This notebook follows the official pytorch tutorial:
[Mario-Playing RL Agent](https://pytorch.org/tutorials/intermediate/mario_rl_tutorial.html#train-a-mario-playing-rl-agent)

Useful resources:
- Model paper: [Deep Reinforcement Learning with Double Q-learning](https://arxiv.org/pdf/1509.06461.pdf)
- Official repo of the code: [MadMario](https://github.com/yfeng997/MadMario)
- Reinforcement Learning cheatsheet: [RL Cheatsheet](https://colab.research.google.com/drive/1eN33dPVtdPViiS1njTW_-r-IYCDTFU7N)

In [7]:
import torch
from torch import nn
from torchvision import transforms as T

import numpy as np
import random, datetime, os, copy
from collections import deque
from pathlib import Path
from PIL import Image

import gym
from gym.spaces import Box
from gym.wrappers import FrameStack
import gym_super_mario_bros

# NES Emulator for Gym
from nes_py.wrappers import JoypadSpace

# suppress warning for now
import warnings 
warnings.filterwarnings(action="once")

**Optimal Action-Value function** $Q^\star(s, a)$: Gives the expected return if you start in state $s$, take arbitrary action $a$, and then for each future time step take the action that maximizes returns. $Q$ can be said to stand for the "qaulity" of the action in a state.

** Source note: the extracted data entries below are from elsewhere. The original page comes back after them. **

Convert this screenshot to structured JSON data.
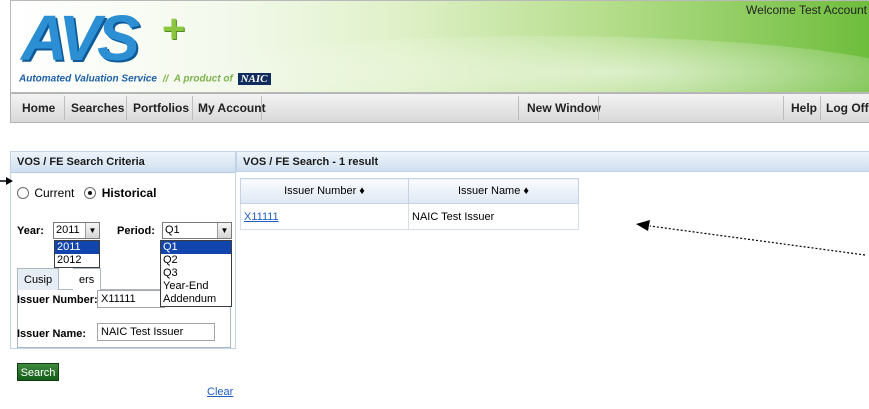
{
  "header": {
    "logo_text": "AVS",
    "logo_plus": "+",
    "tagline": "Automated Valuation Service",
    "tagline_sep": "//",
    "tagline_product": "A product of",
    "naic_badge": "NAIC",
    "welcome": "Welcome Test Account"
  },
  "nav": {
    "items": [
      "Home",
      "Searches",
      "Portfolios",
      "My Account"
    ],
    "new_window": "New Window",
    "help": "Help",
    "logoff": "Log Off"
  },
  "criteria": {
    "title": "VOS / FE Search Criteria",
    "radio_current": "Current",
    "radio_historical": "Historical",
    "selected_radio": "Historical",
    "year_label": "Year:",
    "year_value": "2011",
    "year_options": [
      "2011",
      "2012"
    ],
    "period_label": "Period:",
    "period_value": "Q1",
    "period_options": [
      "Q1",
      "Q2",
      "Q3",
      "Year-End",
      "Addendum"
    ],
    "tab_left": "Cusip",
    "tab_right": "ers",
    "issuer_number_label": "Issuer Number:",
    "issuer_number_value": "X11111",
    "issuer_name_label": "Issuer Name:",
    "issuer_name_value": "NAIC Test Issuer",
    "search_button": "Search",
    "clear_link": "Clear"
  },
  "results": {
    "title": "VOS / FE Search - 1 result",
    "columns": [
      "Issuer Number ♦",
      "Issuer Name ♦"
    ],
    "rows": [
      {
        "issuer_number": "X11111",
        "issuer_name": "NAIC Test Issuer"
      }
    ]
  },
  "colors": {
    "link": "#1f5fbf",
    "search_button": "#155c17",
    "dropdown_highlight": "#1244ad",
    "logo_blue": "#2c8fd4",
    "logo_green": "#8cc63f"
  }
}
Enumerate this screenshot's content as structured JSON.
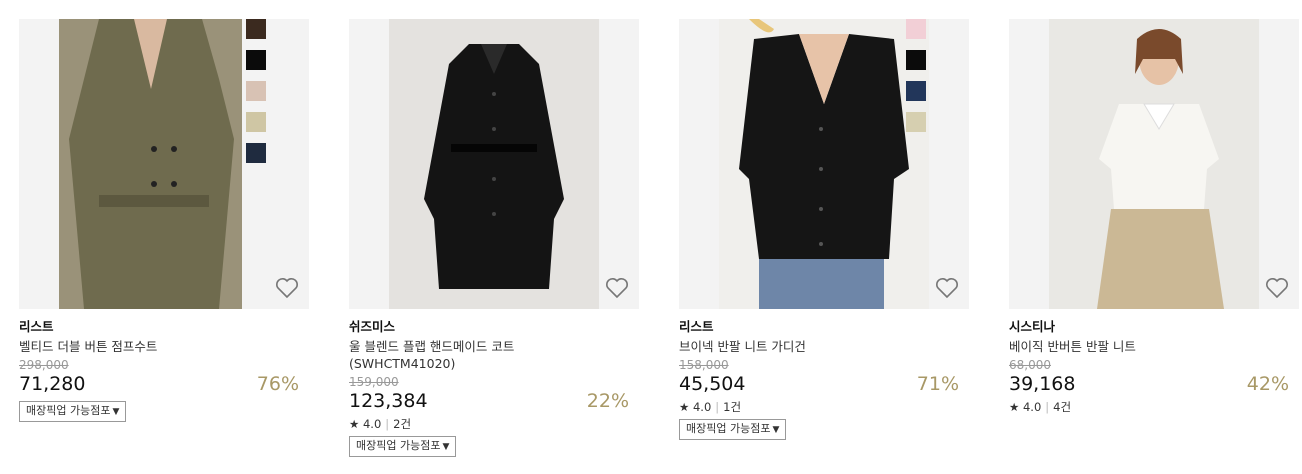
{
  "products": [
    {
      "brand": "리스트",
      "name": "벨티드 더블 버튼 점프수트",
      "original_price": "298,000",
      "price": "71,280",
      "discount": "76%",
      "pickup_label": "매장픽업 가능점포",
      "swatches": [
        "#3b2a1f",
        "#0b0b0b",
        "#d8c2b4",
        "#cfc6a4",
        "#1f2b3f"
      ],
      "photo_color": "#6f6b4e"
    },
    {
      "brand": "쉬즈미스",
      "name": "울 블렌드 플랩 핸드메이드 코트 (SWHCTM41020)",
      "original_price": "159,000",
      "price": "123,384",
      "discount": "22%",
      "rating": "4.0",
      "review_count": "2건",
      "pickup_label": "매장픽업 가능점포",
      "photo_color": "#e4e2df"
    },
    {
      "brand": "리스트",
      "name": "브이넥 반팔 니트 가디건",
      "original_price": "158,000",
      "price": "45,504",
      "discount": "71%",
      "rating": "4.0",
      "review_count": "1건",
      "pickup_label": "매장픽업 가능점포",
      "swatches": [
        "#f2cfd6",
        "#0b0b0b",
        "#22365a",
        "#d6cfb0"
      ],
      "photo_color": "#f0efec"
    },
    {
      "brand": "시스티나",
      "name": "베이직 반버튼 반팔 니트",
      "original_price": "68,000",
      "price": "39,168",
      "discount": "42%",
      "rating": "4.0",
      "review_count": "4건"
    }
  ],
  "icons": {
    "wishlist": "heart-outline-icon",
    "star": "star-icon",
    "dropdown": "caret-down-icon"
  }
}
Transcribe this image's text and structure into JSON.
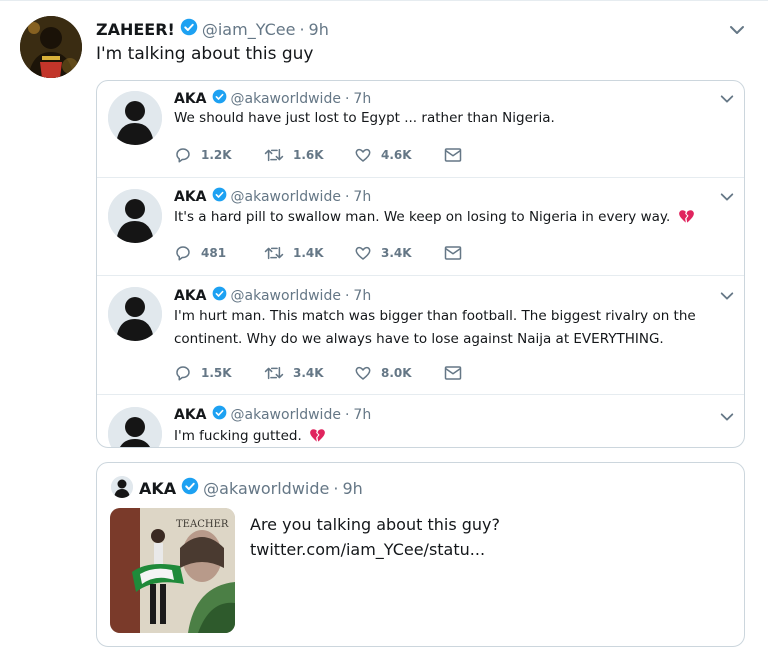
{
  "main_tweet": {
    "display_name": "ZAHEER!",
    "handle": "@iam_YCee",
    "time": "9h",
    "text": "I'm talking about this guy"
  },
  "thread": [
    {
      "display_name": "AKA",
      "handle": "@akaworldwide",
      "time": "7h",
      "text": "We should have just lost to Egypt ... rather than Nigeria.",
      "replies": "1.2K",
      "retweets": "1.6K",
      "likes": "4.6K"
    },
    {
      "display_name": "AKA",
      "handle": "@akaworldwide",
      "time": "7h",
      "text": "It's a hard pill to swallow man. We keep on losing to Nigeria in every way.",
      "emoji": "broken-heart",
      "replies": "481",
      "retweets": "1.4K",
      "likes": "3.4K"
    },
    {
      "display_name": "AKA",
      "handle": "@akaworldwide",
      "time": "7h",
      "text_line1": "I'm hurt man. This match was bigger than football. The biggest rivalry on the",
      "text_line2": "continent. Why do we always have to lose against Naija at EVERYTHING.",
      "replies": "1.5K",
      "retweets": "3.4K",
      "likes": "8.0K"
    },
    {
      "display_name": "AKA",
      "handle": "@akaworldwide",
      "time": "7h",
      "text": "I'm fucking gutted.",
      "emoji": "broken-heart"
    }
  ],
  "quoted": {
    "display_name": "AKA",
    "handle": "@akaworldwide",
    "time": "9h",
    "text_line1": "Are you talking about this guy?",
    "text_line2": "twitter.com/iam_YCee/statu...",
    "photo_sign": "TEACHER"
  },
  "colors": {
    "verified_blue": "#1da1f2",
    "heart_red": "#e0245e",
    "muted": "#657786",
    "border": "#ccd6dd"
  },
  "icons": [
    "verified-badge-icon",
    "chevron-down-icon",
    "reply-icon",
    "retweet-icon",
    "like-icon",
    "direct-message-icon",
    "broken-heart-icon"
  ]
}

We try to approximate this function.

In [5]:
env = gym_super_mario_bros.make("SuperMarioBros-1-1-v0")
# limit the action-spcae to
#    0. walk right
#    1. jump right
env = JoypadSpace(env, [["right"], ["right", 'A']])

env.reset()
next_state, reward, done, info = env.step(action=0)

print(f"{next_state.shape},\n {reward},\n {done},\n {info}")

  logger.warn(


(240, 256, 3),
 0,
 False,
 {'coins': 0, 'flag_get': False, 'life': 2, 'score': 0, 'stage': 1, 'status': 'small', 'time': 400, 'world': 1, 'x_pos': 40, 'y_pos': 79}


preprocess environment with different **wrappers**: `GrayScaleObseravtion`, `ResieObservation`, `SkipFrame`, and `FrameStack`

In [8]:
class SkipFrame(gym.Wrapper):
    def __init__(self, env, skip):
        """Return only every `skip`-th frame"""
        super().__init__(env)
        self._skip = skip
        
    def step(self, action):
        """Repeat action, and sum reward"""
        total_reward = 0.0
        done = False
        for i in range(self._skip):
            # accumulate reward and repeat the same action
            obs, reward, done, info = self.env.step(action)
            total_reward += reward
            if done:
                break
        return obs, total_reward, done, info

In [9]:
class GrayScaleObservation(gym.ObservationWrapper):
    def __init__(self, env):
        super().__init__(env)
        obs_shape = self.observation_spcae.shape[:2]
        self.observation_space = Box(low=0, high=255, shape=obs_shape, dtype=np.uint8)
        
    def permute_orientation(self, observation):
        # permute [H, W, C] array to [C, H, W] tensor
        observation = np.transpose(observation, (2, 0, 1))
        observation = torch.tensor(observation.copy(), dtype=torch.float)
        return observation
    
    def observation(self, observation):
        observation = self.permute_orientation(observation)
        transform = T.GrayScale()
        observation = transform(observation)
        return observation

In [None]:
class ResizeObservation(gym.ObservationWrapper):
    def __init__(self, env, shape):
        super().__init__(env)
        if isinstance(shape, int):
            self.shape = (shape, shape)
        else:
             self.shape = tuple(shape)